KEARNEY, Mo. — Grandview appears like the perfect opponent for Platte County after the Pirates suffered its first — and extremely lopsided —setback of the season.Heavy on youth and lacking in experience, Platte County hosts Grandview one week after a 52-6 loss Oct. 3 against Kearney at Kearney High School. Grandview enters at 1-6 overall with six straight losses since opening the season with a 33-6 win against Ruskin and at the bottom of the Suburban League Blue Division standings.
Platte County likely needs a pair of wins to stay in the hunt for a share of the conference crown, especially with a road date at Raytown South to conclude the season. Currently, Platte County, Raytown South, Kearney and Winnetonka are all tied for first with a 2-1 league mark.
“Everybody’s dangerous,” Platte County coach Bill Utz said. “We said at the beginning of the season every team presents different challenges. We’re going to have to play really well (vs. Grandview).
“We still have a solid team.”
Platte County (6-1) entered its road clash last week with a chance to take control of its conference and Class 4 District 8 fate.
Instead, Kearney scored 38 unanswered points and put a running clock into effect for much of the second half. Platte County dropped from No. 8 to No. 10 in the most recent Class 4 media state rankings, and the Pirates now trail Kearney in the District 8 standings but hold a solid edge on St. Joseph Lafayette and Smithville for the second spot.
Platte County dropped to 1-8 against Kearney since joining the Suburban League in 2008.
“This is really the first adversity they’ve felt, and I hope we’re going to come out of it a little bit,” Utz said. “We definitely made some mistakes that we need to fix. Again, that’s one of the things with a group that hasn’t had adversity yet. You knew it was bound to happen at one point, so hopefully next time we some we’ll react differently.”
Platte County’s troubles against Kearney started early after a botched shotgun snap on a fourth-and-one play helped end the Pirates’ opening possession.

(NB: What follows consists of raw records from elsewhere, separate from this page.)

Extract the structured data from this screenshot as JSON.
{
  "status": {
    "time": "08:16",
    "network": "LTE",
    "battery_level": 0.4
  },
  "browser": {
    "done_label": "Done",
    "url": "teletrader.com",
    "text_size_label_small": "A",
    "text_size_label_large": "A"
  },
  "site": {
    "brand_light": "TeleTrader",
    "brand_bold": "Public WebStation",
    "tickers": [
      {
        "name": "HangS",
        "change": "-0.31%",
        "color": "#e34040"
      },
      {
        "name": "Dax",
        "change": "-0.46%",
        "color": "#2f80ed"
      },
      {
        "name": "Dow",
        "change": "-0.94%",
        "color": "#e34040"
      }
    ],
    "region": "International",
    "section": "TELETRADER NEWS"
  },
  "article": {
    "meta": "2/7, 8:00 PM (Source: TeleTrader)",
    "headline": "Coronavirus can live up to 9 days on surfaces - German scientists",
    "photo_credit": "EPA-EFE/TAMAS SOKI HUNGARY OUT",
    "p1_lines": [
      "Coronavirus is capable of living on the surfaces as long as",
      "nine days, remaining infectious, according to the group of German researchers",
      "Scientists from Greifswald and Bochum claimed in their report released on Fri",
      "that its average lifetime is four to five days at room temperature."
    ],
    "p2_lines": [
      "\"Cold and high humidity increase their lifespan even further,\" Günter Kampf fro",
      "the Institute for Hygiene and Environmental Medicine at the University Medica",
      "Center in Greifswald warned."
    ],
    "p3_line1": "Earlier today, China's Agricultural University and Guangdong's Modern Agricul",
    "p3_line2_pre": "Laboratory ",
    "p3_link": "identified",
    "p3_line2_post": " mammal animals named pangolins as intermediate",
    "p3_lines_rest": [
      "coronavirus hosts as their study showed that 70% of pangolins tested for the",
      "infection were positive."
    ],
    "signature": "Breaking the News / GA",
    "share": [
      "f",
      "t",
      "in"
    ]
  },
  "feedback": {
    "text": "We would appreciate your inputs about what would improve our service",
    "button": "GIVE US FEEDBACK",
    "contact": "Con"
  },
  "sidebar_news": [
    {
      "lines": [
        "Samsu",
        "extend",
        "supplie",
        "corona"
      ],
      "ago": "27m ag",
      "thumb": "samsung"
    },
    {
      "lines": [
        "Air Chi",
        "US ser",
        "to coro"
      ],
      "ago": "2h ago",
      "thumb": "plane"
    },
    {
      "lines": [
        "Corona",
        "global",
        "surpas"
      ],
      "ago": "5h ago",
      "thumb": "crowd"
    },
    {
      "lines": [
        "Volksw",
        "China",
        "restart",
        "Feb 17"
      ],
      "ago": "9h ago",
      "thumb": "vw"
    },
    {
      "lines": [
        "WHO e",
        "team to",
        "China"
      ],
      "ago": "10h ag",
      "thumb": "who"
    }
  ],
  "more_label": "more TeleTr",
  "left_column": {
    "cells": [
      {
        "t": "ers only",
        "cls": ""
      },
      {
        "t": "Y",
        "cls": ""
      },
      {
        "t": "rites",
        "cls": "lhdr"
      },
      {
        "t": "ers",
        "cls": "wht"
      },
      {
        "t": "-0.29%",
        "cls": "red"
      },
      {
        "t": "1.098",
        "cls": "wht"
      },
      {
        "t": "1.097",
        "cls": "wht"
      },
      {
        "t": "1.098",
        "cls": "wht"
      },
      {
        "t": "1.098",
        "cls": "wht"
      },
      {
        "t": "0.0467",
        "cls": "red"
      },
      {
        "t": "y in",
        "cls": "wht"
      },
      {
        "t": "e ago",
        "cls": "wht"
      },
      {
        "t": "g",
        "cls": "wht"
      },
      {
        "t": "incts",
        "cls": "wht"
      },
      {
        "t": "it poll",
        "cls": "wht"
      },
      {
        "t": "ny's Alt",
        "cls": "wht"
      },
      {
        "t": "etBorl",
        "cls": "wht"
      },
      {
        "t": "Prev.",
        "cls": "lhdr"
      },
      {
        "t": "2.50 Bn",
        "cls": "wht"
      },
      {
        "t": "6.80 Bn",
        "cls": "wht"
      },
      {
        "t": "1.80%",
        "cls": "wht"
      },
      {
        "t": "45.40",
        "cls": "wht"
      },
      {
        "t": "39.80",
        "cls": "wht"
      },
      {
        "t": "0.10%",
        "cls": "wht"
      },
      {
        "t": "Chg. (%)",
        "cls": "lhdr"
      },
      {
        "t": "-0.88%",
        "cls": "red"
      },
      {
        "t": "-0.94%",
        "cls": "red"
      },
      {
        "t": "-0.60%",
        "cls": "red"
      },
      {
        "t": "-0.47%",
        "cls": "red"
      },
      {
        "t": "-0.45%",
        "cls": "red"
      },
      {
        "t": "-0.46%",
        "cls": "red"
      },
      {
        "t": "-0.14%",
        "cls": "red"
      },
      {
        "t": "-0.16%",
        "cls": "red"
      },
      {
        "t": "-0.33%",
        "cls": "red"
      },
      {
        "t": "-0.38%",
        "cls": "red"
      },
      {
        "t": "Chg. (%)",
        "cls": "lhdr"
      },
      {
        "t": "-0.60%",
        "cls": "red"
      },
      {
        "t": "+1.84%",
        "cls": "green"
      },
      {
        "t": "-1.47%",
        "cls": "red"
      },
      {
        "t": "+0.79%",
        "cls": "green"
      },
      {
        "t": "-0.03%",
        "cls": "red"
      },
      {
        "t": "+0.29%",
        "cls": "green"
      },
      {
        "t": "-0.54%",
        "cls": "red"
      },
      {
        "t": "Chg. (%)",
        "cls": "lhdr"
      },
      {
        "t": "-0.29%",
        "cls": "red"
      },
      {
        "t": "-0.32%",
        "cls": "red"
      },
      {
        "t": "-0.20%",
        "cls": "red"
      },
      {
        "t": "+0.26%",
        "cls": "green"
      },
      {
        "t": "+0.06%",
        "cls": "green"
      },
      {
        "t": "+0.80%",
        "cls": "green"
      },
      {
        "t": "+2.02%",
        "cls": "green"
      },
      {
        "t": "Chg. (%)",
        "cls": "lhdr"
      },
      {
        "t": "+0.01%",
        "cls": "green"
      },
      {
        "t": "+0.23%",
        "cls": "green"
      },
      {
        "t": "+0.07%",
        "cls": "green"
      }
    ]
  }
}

After an incomplete desperation pass from quarterback Justin Mitchell, Kearney took over and marched 51 yards on 10 plays, capped with quarterback Johnny Weidmaier’s first of two first-half rushing scores. Platte County’s Tyler Clemens mishandled the ensuing pooch kickoff, and despite limiting the Bulldogs to Dawson Goepferich’s 42-yard field goal on that possession, the Pirates did not recover.
Mitchell finished with 105 yards passing and 63 rushing, but the majority of ground production came on a 49-yard scamper on the game’s final, short possession.
Platte County senior wide receiver turned Tyler Cooper collected seven of Mitchell’s 13 completions for 55 yards, and senior linebacker Topher Kilkenny again anchored the besieged defense, totaling a game-high 12 tackles and the Pirates’ lone stop for a loss.
Kearney (6-1), still playing without two of its top contributors on offense entered off of a 17-14 loss to Winnetonka, the same Griffins that Platte County handled in Week 5 to push up to No. 8 in the state rankings. However, the Bulldogs were up 24-0 at halftime on three touchdown runs from their two quarterbacks — Weidmaier and Logan Hinck.
“Seemed like any time we got something going, we gave up a big play,” Utz said.
Platte County’s only stop of the game came on the opening possession.
The Pirates went three-and-out to start the second half, and sophomore wide receiver Jess Davis returned Mitchell’s punt 43 yards to extend the lead to 31-0. Weidmaier collected the biggest chunk of his 120 passing yards on a 43-yard scoring strike to Harmon on the Bulldogs’ next possession.
Platte County scored on its next drive with a 5-yard touchdown pass from Mitchell to running back Michael McNair (31 yards rushing plus three catches for 15 yards) to briefly halt the running clock.
However, Davis returned the ensuing kickoff 66 yards to Platte County’s 16, and he scored on a reverse run on the very next play to cap a dynamic 8-minute stretch, putting Kearney ahead 45-6 with 1 minute, 48 seconds left in the third quarter. The Bulldogs’ multi-pronged run attack finished with 237 yards on 45 attempts, and running back Reagan Frakes led the way with 108, including a 1-yard touchdown run in the fourth quarter to conclude the scoring.